Чем объяснялась его печаль, нежелание расстаться с хрупким прибежищем на колесах? Остановку освещал все тот же чахоточный фонарь, и маленький трамвай, теперь неподвижный и словно переводящий дыхание после стольких усилий, был, как всегда, беззащитен на своем трогательном игрушечном кругу, завершающем маршрутную линию среди толстых, порою диковинных, а может быть, и фантастических стволов рожкового дерева. Между ними шла дорожка, по которой надо было теперь идти.
Было вполне справедливо, что до его дома можно было добраться столь необычным образом – в неправдоподобном трамвайчике, который крался мимо чересчур угрюмых деревьев. Разве приятели не нахваливали его обиталище одними и теми же словами: «Чувствуешь себя будто невесть где!» – а сами разглядывали небольшие витражи окошек, вправленные в свинцовую окантовку, смотрели на остроконечную крышу из кровельного сланца, а внутри – на низкие балки и обшитые фанерой стены. Вот уже много месяцев, если не лет, Маркое не слышал этих однообразных суждений. Да и могло ли быть иначе, если он становился все более одиноким, словно бы и впрямь жил невесть где.

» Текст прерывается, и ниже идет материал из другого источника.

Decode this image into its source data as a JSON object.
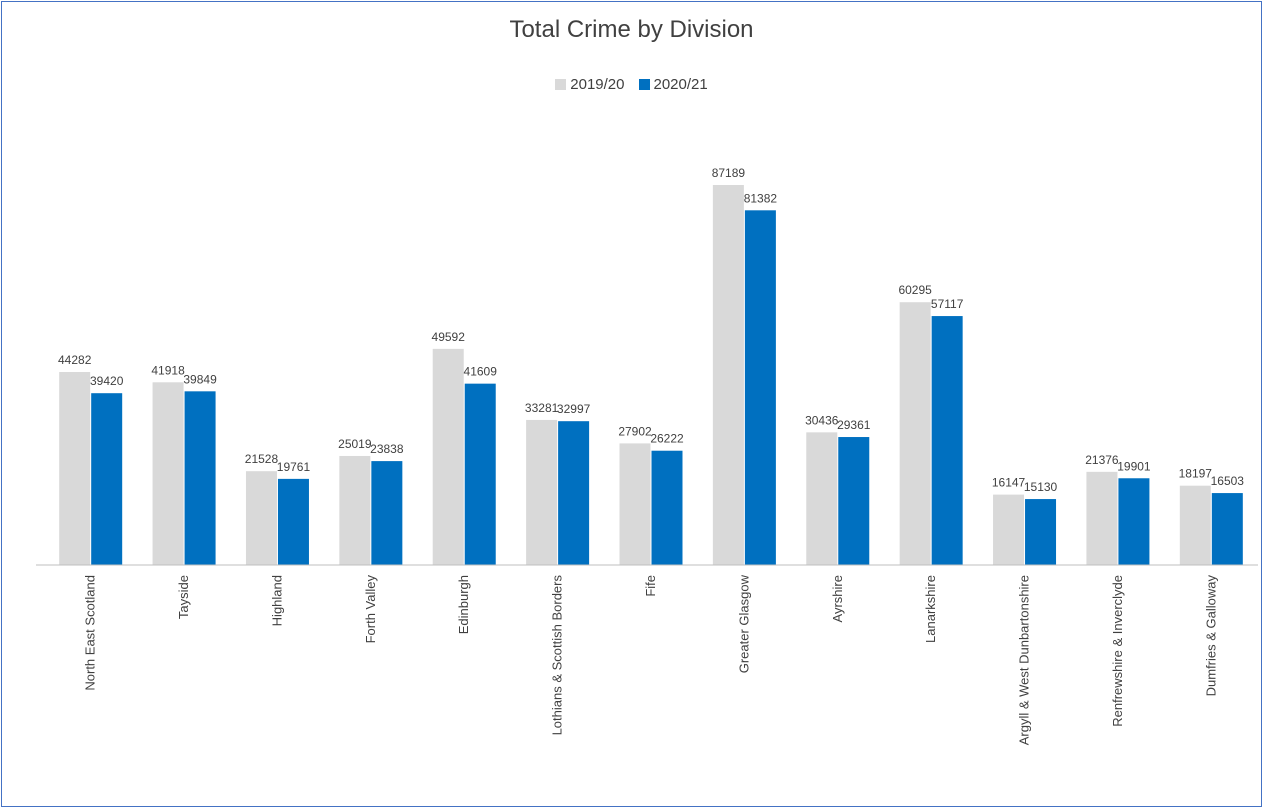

Как-то сразу стемнело. Последний фонарь, как всегда, не горел, и вскоре до невероятия густая листва начала скрадывать свет, долетавший от остановки. В нескольких шагах тропинка проскальзывала между двумя влажными стволами, а за ними простиралась бесконечно глухая тьма. Листва и тьма на всем протяжении тропы, пока не завиднеются бледно-желтые цветы кенафа у ограды, а там и спасительное, светящееся робким золотом окно. Маркое встал как вкопанный и, похолодев, потер висок двумя длинными, тонкими пальцами: не забыл ли он перед уходом зажечь свет – может быть, напрасно тогда вызывает он в памяти это утешение в конце пути?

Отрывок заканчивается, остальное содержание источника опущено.